"Brexit nieuchronnie doprowadził do podwyżki podatków, ponieważ wolniej rosnąca gospodarka wymaga zwiększenia podatków, aby sfinansować ten sam poziom usług publicznych i świadczeń socjalnych" - podkreśla John Springford, wicedyrektor londyńskiego think tanku Centre for European Reform (CER), cytowany w raporcie.
Z przeprowadzonych wyliczeń wynika, że Wielka Brytania straciła na opuszczeniu Unii Europejskiej 5,5 proc. PKB, tj. 33 miliardy funtów. Inwestycje spadły o 11 proc., a handel o 7 proc. Jak czytamy w raporcie, gdyby nie brexit, większość podwyżek podatków, które w marcu 2022 roku ogłosił premier Wielkiej Brytanii Rishi Sunak, nie byłaby potrzebna.
Brexit wciąż utrudnia prowadzenie biznesu - to wnioski z badania, które Brytyjska Izba Handlowa (BCC) przeprowadziła wśród małych i średnich przedsiębiorstw. Organizacja apeluje do rządu, by renegocjował porozumienie handlowe z Unią.
- Właściciele firm mają poczucie, że walą głową w mur - przekonuje szef BCC, Shevaun Haviland. 77 procent badanych właścicieli małych i średnich firm deklaruje, że brexit nie pomógł im w prowadzeniu biznesu. 56 procent narzeka, że nadal ma problemy z przystosowaniem się do nowych zasad. - Nasze marże sprzedaży się zmniejszyły - mówi 53 procent badanych.

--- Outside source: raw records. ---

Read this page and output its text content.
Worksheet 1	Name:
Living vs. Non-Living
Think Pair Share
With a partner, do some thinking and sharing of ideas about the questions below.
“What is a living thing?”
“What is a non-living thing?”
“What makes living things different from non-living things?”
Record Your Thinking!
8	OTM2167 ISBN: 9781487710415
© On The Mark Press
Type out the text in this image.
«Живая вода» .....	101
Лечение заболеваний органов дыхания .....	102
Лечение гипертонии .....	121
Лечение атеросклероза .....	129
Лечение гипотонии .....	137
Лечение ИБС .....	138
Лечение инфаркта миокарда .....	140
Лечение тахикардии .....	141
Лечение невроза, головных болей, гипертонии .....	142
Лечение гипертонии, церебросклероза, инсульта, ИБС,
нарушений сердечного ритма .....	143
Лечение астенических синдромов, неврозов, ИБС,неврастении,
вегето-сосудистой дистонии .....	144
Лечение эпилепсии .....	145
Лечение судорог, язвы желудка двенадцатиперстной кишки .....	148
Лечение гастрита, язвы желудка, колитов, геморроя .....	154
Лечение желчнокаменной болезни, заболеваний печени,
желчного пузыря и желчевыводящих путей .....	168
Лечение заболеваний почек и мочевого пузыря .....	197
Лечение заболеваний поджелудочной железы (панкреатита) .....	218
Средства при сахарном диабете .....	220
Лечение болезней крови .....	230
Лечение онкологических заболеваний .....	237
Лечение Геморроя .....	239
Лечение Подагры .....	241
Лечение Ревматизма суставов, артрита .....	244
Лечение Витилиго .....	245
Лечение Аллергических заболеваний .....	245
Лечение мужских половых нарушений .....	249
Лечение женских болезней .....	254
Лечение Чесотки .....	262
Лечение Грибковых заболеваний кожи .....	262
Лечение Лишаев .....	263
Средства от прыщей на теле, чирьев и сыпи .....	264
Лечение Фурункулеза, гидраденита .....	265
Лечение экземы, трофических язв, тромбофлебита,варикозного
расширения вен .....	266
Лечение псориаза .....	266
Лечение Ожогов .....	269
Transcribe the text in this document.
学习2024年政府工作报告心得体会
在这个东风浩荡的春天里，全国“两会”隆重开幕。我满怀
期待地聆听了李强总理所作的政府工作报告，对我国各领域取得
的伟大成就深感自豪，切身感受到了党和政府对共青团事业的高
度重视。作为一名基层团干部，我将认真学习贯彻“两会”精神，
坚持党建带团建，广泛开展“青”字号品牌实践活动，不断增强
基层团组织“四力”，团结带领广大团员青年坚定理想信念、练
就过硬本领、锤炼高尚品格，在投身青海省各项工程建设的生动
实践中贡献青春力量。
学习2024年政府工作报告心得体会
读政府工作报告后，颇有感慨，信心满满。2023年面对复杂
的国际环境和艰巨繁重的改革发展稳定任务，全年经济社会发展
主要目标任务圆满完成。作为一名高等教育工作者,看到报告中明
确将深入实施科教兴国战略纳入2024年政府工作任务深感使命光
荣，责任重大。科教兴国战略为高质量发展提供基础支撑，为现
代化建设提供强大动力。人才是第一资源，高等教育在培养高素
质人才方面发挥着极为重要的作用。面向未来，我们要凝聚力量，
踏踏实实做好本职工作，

Prawie połowa deklaruje z kolei, że ma kłopoty z uzyskaniem wiz dla pracowników. 80 procent alarmuje, że zwiększyły się ich koszty importu.
Więcej informacji ze świata przeczytasz na stronie głównej Gazeta.pl
Większość ekonomistów od początku nie była optymistami, jeśli chodzi o efekty gospodarcze porozumienia. - Brexit uderzył w handel zagraniczny. To jeden z powodów, dla których Wielka Brytania weszła w głębszą recesję niż inne kraje G7 - mówi Polskiemu Radiu profesor Steven Schifferes z City University, były dziennikarz gospodarczy BBC.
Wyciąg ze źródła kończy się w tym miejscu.